Zucchini, leeks, cucumbers, string beans, scarlet runner beans, peas, beets and spring onions.

Chives, basil, and mint.

Marigolds, nasturtiums, and rudbeckia.

Cress as an experiment to make sprouts.

Flat of "recycled" and "peat-free" small seed starting pots, complete with clear plastic cover (5 sets of ten pots).  Flat of same stuff larger pots (6 sets of 3 pots).  



From Canadian Tire, I splurged and got the Miracle Gro seed germinating soil to fill them with.

On Sunday, I put peas into the first set of 10, beets into the second, marigolds into the third and fourth (can never have too many marigolds, right?) and rudbeckia into the fifth.   Then I checked it 10 minutes later to see if anything had sprouted.  And ten minutes after that.  And about half an hour after that.  It turns out that I don't have a lot of patience, actually.



I also put some chives into a small indoor pot for the kitchen window, and some cress into a jar in the broom closet for (hopefully) sprouts.

Now winter can REALLY end


There are snowdrops in the front yard.  Not nearly as many as I planted, but still enough for me to be happy.  
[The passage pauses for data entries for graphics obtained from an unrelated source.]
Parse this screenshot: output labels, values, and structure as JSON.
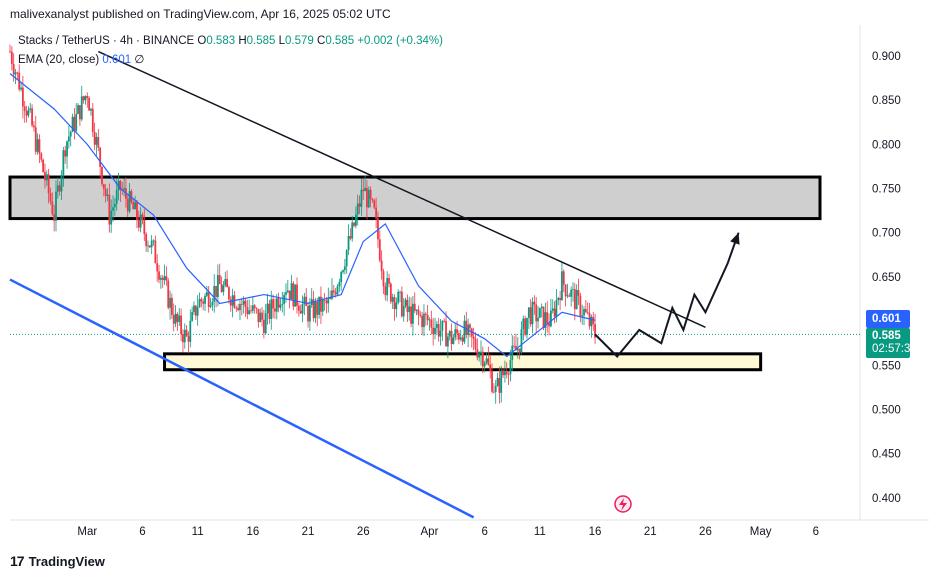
{
  "header": {
    "publish_line": "malivexanalyst published on TradingView.com, Apr 16, 2025 05:02 UTC"
  },
  "legend": {
    "symbol": "Stacks / TetherUS · 4h · BINANCE",
    "open_label": "O",
    "open": "0.583",
    "high_label": "H",
    "high": "0.585",
    "low_label": "L",
    "low": "0.579",
    "close_label": "C",
    "close": "0.585",
    "change": "+0.002 (+0.34%)",
    "ema_label": "EMA (20, close)",
    "ema_value": "0.601",
    "ema_suffix": "∅"
  },
  "price_tags": {
    "ema": "0.601",
    "close": "0.585",
    "countdown": "02:57:38"
  },
  "footer": {
    "brand": "TradingView"
  },
  "colors": {
    "up": "#089981",
    "down": "#f23645",
    "ema": "#2962ff",
    "trend_channel": "#2962ff",
    "resistance_zone": "#cfcfcf",
    "support_zone": "#fff9d6"
  },
  "chart_data": {
    "type": "line",
    "title": "Stacks / TetherUS · 4h · BINANCE",
    "y_axis": {
      "range": [
        0.375,
        0.935
      ],
      "ticks": [
        "0.900",
        "0.850",
        "0.800",
        "0.750",
        "0.700",
        "0.650",
        "0.600",
        "0.550",
        "0.500",
        "0.450",
        "0.400"
      ],
      "position": "right"
    },
    "x_axis": {
      "ticks": [
        "Mar",
        "6",
        "11",
        "16",
        "21",
        "26",
        "Apr",
        "6",
        "11",
        "16",
        "21",
        "26",
        "May",
        "6"
      ],
      "range": [
        "2025-02-22",
        "2025-05-10"
      ]
    },
    "grid": false,
    "series": [
      {
        "name": "Stacks / TetherUS",
        "style": "candles (approximate close path)",
        "x": [
          "2025-02-22",
          "2025-02-24",
          "2025-02-26",
          "2025-02-27",
          "2025-02-28",
          "2025-03-01",
          "2025-03-03",
          "2025-03-04",
          "2025-03-05",
          "2025-03-07",
          "2025-03-09",
          "2025-03-10",
          "2025-03-11",
          "2025-03-13",
          "2025-03-15",
          "2025-03-17",
          "2025-03-19",
          "2025-03-21",
          "2025-03-23",
          "2025-03-25",
          "2025-03-26",
          "2025-03-27",
          "2025-03-28",
          "2025-03-30",
          "2025-04-01",
          "2025-04-03",
          "2025-04-04",
          "2025-04-06",
          "2025-04-07",
          "2025-04-08",
          "2025-04-09",
          "2025-04-10",
          "2025-04-12",
          "2025-04-13",
          "2025-04-15",
          "2025-04-16"
        ],
        "values": [
          0.905,
          0.82,
          0.72,
          0.8,
          0.83,
          0.86,
          0.72,
          0.75,
          0.73,
          0.68,
          0.6,
          0.58,
          0.62,
          0.64,
          0.62,
          0.6,
          0.64,
          0.61,
          0.62,
          0.7,
          0.75,
          0.72,
          0.64,
          0.61,
          0.6,
          0.58,
          0.59,
          0.56,
          0.52,
          0.55,
          0.57,
          0.61,
          0.6,
          0.645,
          0.61,
          0.585
        ]
      },
      {
        "name": "EMA (20, close)",
        "x": [
          "2025-02-22",
          "2025-02-26",
          "2025-03-01",
          "2025-03-04",
          "2025-03-07",
          "2025-03-10",
          "2025-03-13",
          "2025-03-17",
          "2025-03-21",
          "2025-03-24",
          "2025-03-26",
          "2025-03-28",
          "2025-03-31",
          "2025-04-03",
          "2025-04-06",
          "2025-04-08",
          "2025-04-10",
          "2025-04-13",
          "2025-04-16"
        ],
        "values": [
          0.88,
          0.84,
          0.8,
          0.75,
          0.72,
          0.66,
          0.62,
          0.63,
          0.62,
          0.63,
          0.69,
          0.71,
          0.64,
          0.6,
          0.58,
          0.56,
          0.58,
          0.61,
          0.601
        ]
      }
    ],
    "drawings": {
      "resistance_zone": [
        0.716,
        0.763
      ],
      "support_zone": [
        0.545,
        0.563
      ],
      "descending_trendline": {
        "from": [
          "2025-03-02",
          0.905
        ],
        "to": [
          "2025-04-26",
          0.593
        ]
      },
      "lower_channel_line": {
        "from": [
          "2025-02-22",
          0.647
        ],
        "to": [
          "2025-04-05",
          0.378
        ]
      },
      "projection_path": {
        "x": [
          "2025-04-16",
          "2025-04-18",
          "2025-04-20",
          "2025-04-22",
          "2025-04-23",
          "2025-04-24",
          "2025-04-25",
          "2025-04-26",
          "2025-04-28",
          "2025-04-29"
        ],
        "values": [
          0.585,
          0.56,
          0.59,
          0.575,
          0.615,
          0.59,
          0.63,
          0.61,
          0.665,
          0.7
        ]
      }
    },
    "current_price_line": 0.585
  }
}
First date for the snowdrops was March 24th.  

The start of the year

The growth this year actually started ridiculously early, on about March 6th when the first Zwanenburg Bronze crocuses poked up their heads.  This blog is thus born a little less than a month late.  

It might safely be argued that the crocuses were born a month early, given that I first noticed them in late March last year.  Also, they've already had to withstand ice storms and snow storms with real accumulations.  Last year's date is not particularly good because we covered the ground with the remains of our christmas tree and when I took the boughs off, there were already formed and blossoming crocuses beneath.  It is snowing again today, and there is every reason to expect the plants to get buried completely once more.